American ballet dancer

Ryan Martin (born June 28, 1973, in Alameda, California) is an American ballet dancer, ballet teacher and artistic director. He was the first American male to study at the Vaganova Academy in St. Petersburg, Russia, and the first male American student to receive a scholarship to train there.

==Career==
After graduating from the Vaganova Academy, Martin danced with the Yacobsen Ballet/Choreographic Miniatures in St. Petersburg Russia. He danced with the Semper Opera Ballet in Dresden, Germany for five years. He was a principal dancer with the Tulsa Ballet, and Milwaukee Ballet. He retired from the Milwaukee Ballet in 2015.

Ryan Martin currently teaches and choreographs.
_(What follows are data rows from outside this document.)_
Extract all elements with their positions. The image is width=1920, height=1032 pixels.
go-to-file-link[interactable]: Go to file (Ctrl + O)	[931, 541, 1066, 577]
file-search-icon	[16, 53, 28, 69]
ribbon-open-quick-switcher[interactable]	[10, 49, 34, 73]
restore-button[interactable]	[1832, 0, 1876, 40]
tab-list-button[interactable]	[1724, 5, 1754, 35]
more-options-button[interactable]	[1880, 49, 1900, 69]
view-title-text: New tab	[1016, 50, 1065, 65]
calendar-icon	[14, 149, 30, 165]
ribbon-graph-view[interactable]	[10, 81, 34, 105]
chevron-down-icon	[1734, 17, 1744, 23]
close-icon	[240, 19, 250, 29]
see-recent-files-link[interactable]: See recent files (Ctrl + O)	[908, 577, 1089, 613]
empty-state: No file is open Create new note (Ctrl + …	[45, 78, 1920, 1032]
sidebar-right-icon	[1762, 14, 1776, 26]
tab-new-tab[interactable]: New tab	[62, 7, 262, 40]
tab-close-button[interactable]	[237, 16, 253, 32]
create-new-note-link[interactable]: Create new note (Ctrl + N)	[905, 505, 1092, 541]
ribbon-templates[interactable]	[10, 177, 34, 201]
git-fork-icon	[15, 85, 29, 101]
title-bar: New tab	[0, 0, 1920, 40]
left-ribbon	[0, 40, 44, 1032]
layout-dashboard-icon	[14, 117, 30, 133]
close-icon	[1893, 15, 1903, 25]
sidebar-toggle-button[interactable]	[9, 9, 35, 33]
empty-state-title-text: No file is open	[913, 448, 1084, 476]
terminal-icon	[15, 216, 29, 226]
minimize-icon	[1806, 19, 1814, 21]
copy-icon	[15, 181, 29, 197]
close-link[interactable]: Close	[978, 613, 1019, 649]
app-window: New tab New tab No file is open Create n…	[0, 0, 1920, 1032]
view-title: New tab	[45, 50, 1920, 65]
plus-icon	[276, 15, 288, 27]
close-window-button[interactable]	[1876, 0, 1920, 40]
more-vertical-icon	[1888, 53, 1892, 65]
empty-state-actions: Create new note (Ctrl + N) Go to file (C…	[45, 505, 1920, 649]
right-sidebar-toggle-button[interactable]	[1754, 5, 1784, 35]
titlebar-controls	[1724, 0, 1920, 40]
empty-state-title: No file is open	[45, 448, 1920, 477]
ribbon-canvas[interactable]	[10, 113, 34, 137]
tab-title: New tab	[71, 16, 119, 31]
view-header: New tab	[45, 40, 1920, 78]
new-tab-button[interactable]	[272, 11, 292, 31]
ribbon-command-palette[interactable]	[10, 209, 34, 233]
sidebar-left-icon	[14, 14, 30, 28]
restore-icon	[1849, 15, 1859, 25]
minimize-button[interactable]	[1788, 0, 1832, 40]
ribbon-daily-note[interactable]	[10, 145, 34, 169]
He received his teaching certification from Janet L. Springer,
a ballet pedagogue and executive director of Classical Dance Alliance.

==Early life==
In his early years, Ryan Martin received his ballet training at Old Dominion University Ballet under Istvan Ament. As a teen, he studied with the National Ballet School in Toronto, Canada, before attending the Vaganova Academy.

Martin graduated from the Vaganova Academy in 1993.